Introduction de la note

Focalisée sur les risques liés au niveau de la dette publique, la proposition de réforme de la gouvernance économique publiée par la Commission européenne n’apporte qu’une attention marginale et biaisée aux risques climatiques. Les approches macroéconomiques traditionnelles sous-jacentes ignorent les détériorations de l’environnement engendrées par les activités humaines de même que les risques que cette détérioration fait peser sur l’économie et plus généralement la société.

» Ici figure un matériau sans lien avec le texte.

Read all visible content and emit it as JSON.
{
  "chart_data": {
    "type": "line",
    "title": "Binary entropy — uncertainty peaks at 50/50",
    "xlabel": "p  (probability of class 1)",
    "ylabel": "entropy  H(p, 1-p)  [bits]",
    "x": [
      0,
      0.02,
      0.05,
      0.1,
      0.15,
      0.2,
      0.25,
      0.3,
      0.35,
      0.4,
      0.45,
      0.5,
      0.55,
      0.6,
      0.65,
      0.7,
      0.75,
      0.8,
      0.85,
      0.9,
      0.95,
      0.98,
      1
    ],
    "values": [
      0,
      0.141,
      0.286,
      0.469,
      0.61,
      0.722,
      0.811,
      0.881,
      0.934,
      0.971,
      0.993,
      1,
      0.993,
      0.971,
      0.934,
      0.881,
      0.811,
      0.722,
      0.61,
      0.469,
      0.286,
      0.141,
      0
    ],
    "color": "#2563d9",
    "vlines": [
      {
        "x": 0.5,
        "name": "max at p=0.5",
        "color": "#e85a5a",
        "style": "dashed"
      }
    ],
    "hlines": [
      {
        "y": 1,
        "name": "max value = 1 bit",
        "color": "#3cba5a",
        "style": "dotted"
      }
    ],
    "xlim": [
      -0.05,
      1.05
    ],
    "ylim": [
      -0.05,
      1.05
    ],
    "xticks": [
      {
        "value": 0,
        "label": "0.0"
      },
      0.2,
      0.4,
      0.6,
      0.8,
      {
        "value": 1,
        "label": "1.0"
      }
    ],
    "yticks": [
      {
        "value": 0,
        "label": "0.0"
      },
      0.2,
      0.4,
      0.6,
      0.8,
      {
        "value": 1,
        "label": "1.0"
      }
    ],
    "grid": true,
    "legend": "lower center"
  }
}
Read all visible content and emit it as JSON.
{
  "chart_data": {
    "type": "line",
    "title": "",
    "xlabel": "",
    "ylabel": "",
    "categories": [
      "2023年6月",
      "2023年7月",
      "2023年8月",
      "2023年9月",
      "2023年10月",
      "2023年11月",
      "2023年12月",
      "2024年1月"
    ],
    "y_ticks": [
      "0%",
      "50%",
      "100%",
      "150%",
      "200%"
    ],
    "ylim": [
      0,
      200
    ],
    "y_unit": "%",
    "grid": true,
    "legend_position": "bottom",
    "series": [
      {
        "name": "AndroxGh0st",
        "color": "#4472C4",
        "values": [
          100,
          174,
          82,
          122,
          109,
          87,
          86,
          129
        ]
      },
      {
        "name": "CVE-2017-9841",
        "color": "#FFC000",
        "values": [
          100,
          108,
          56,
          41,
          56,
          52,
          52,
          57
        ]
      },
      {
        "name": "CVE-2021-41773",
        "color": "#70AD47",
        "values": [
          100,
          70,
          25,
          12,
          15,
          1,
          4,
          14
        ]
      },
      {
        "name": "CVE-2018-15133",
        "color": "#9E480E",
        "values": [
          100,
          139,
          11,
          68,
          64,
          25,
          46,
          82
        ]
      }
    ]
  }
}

Les risques climatiques (physique et de transition) encourus à court, moyen, et long terme, sont indéniables, mais inédits et, de ce fait, largement imprévisibles avec les méthodes statistiques basées sur les expériences passées. Cette part d’inconnu impose d’appliquer les principes de précaution et de prévention exposés dans l’article 191 du TFUE.

Les politiques budgétaire, de réforme économique et d’investissement déterminent à la fois la trajectoire de la dette, sa « soutenabilité financière », la résilience du système social, économique et financier et la soutenabilité environnementale des activités humaines. Une approche holistique et préventive de la gouvernance économique est de ce fait devenue nécessaire. La nouvelle gouvernance économique devrait donc inclure – au même titre que les vulnérabilités liées à l’endettement public – une surveillance des vulnérabilités encourues par l’économie dans son ensemble, les ménages, les entreprises et les institutions financières du fait du dérèglement climatique et des politiques de transition.  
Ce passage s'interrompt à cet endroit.